4.3.3 summary and sapply
We can further analyze any variable by using the summary command. This command gives us the minimum, 25th percentile, 50th percentile (median), 75th percentile, and max of each of our variables, as well as the mean of each of these variables. It is a good command for getting a quick overview of the general spread of all variables in our data set.
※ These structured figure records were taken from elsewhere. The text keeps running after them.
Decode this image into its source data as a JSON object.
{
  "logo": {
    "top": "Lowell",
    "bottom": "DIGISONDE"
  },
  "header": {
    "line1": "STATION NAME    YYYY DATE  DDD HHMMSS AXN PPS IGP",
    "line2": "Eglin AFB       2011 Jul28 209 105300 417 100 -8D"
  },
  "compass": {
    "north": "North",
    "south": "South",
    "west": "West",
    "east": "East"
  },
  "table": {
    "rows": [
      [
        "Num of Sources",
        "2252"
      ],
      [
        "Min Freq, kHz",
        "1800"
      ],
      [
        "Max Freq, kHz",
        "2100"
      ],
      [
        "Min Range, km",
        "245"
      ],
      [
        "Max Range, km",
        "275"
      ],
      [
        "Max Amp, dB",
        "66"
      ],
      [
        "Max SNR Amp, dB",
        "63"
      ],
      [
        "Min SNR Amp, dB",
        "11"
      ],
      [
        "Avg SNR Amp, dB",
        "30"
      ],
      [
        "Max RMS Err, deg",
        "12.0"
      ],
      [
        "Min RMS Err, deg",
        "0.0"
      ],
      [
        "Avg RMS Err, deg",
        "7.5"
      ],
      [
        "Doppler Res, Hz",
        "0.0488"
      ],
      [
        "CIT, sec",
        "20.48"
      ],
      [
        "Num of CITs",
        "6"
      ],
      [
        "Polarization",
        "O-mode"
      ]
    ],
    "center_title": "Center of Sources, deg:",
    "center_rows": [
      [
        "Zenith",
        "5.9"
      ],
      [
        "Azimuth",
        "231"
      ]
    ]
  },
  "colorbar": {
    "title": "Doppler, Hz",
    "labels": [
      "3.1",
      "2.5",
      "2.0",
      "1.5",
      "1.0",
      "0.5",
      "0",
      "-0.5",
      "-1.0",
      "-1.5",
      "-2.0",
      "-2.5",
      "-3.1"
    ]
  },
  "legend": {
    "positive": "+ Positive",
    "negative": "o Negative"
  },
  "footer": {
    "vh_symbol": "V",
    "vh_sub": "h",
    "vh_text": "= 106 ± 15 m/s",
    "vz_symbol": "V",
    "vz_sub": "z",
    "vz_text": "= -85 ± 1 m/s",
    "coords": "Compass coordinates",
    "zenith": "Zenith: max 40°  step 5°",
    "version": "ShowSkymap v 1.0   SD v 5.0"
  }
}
summary(fake_data) workerid year sex age
Min. : 1 Min. :1995 Length:138138 Min. :23.00
1st Qu.:10107 1st Qu.:1998 Class :character 1st Qu.:40.00
Median :20025 Median :2001 Mode :character Median :45.00
Mean :20064 Mean :2002 Mean :45.16
3rd Qu.:30045 3rd Qu.:2005 3rd Qu.:51.00
Max. :39999 Max. :2011 Max. :63.00
start_year region treated earnings
Min. :1995 Min. :1.000 Min. :0.0000 Min. : 36
1st Qu.:1995 1st Qu.:1.000 1st Qu.:0.0000 1st Qu.: 20563
Median :1995 Median :2.000 Median :0.0000 Median : 43783
Mean :1995 Mean :2.469 Mean :0.2943 Mean : 84136
3rd Qu.:1995 3rd Qu.:4.000 3rd Qu.:1.0000 3rd Qu.: 92378
Max. :2010 Max. :5.000 Max. :1.0000 Max. :63573580
sample_weight quarter_birth schooling
Min. :0.0000008 Min. :1.000 Min. : 8.0
1st Qu.:0.2511469 1st Qu.:2.000 1st Qu.:14.0
Median :0.5018479 Median :3.000 Median :15.0
Mean :0.5010372 Mean :2.499 Mean :15.4
3rd Qu.:0.7501103 3rd Qu.:3.000 3rd Qu.:17.0
Max. :0.9999995 Max. :4.000 Max. :26.0
From the command above, we can tell that this function will only be meaningful for variables in numeric or integer form.
We can also apply summary to specific variables.
summary(fake_data$earnings) Min. 1st Qu. Median Mean 3rd Qu. Max.
36 20563 43783 84136 92378 63573580
If we want to quickly access more specific information about our variables, such as their standard deviations, we can supply this as an argument to the function sapply. It will output the standard deviations of each of our numeric variables. However, it will not operate on character variables. Remember, we can check the type of each variable using the glimpse function from earlier.
sapply(fake_data, sd)Warning in is.data.frame(x): NAs introduced by coercion
workerid year sex age start_year
1.153471e+04 4.656744e+00 NA 7.423285e+00 1.611155e+00
region treated earnings sample_weight quarter_birth
1.554385e+00 4.557356e-01 2.528017e+05 2.882314e-01 9.587452e-01
schooling
2.205572e+00
We can also apply arguments such as mean, min, and median to the function above; however, sd is a good one since it is not covered in the summary function.
4.3.4 count and table
We can also learn more about the frequency of the different measures of our variables by using the command count. We simply supply a specific variable to the function to see the distribution of values for that variable.
count(fake_data, region)# A tibble: 5 × 2
region n
<dbl> <int>
1 1 54364
2 2 34072
3 3 6216
4 4 17572
5 5 25914
Here we can see that there are five regions indicated in this data set, that more people surveyed came from region 1 and then fewer people surveyed came from region 3. Similarly, we can use the table function and specify our variable to accomplish the same task.
table(fake_data$region)
1 2 3 4 5
54364 34072 6216 17572 25914
4.4 Cleaning Data
Now that we’ve loaded in our data, the next step is to do some rudimentary data cleaning. This most commonly includes factorizing variables and dropping missing observations.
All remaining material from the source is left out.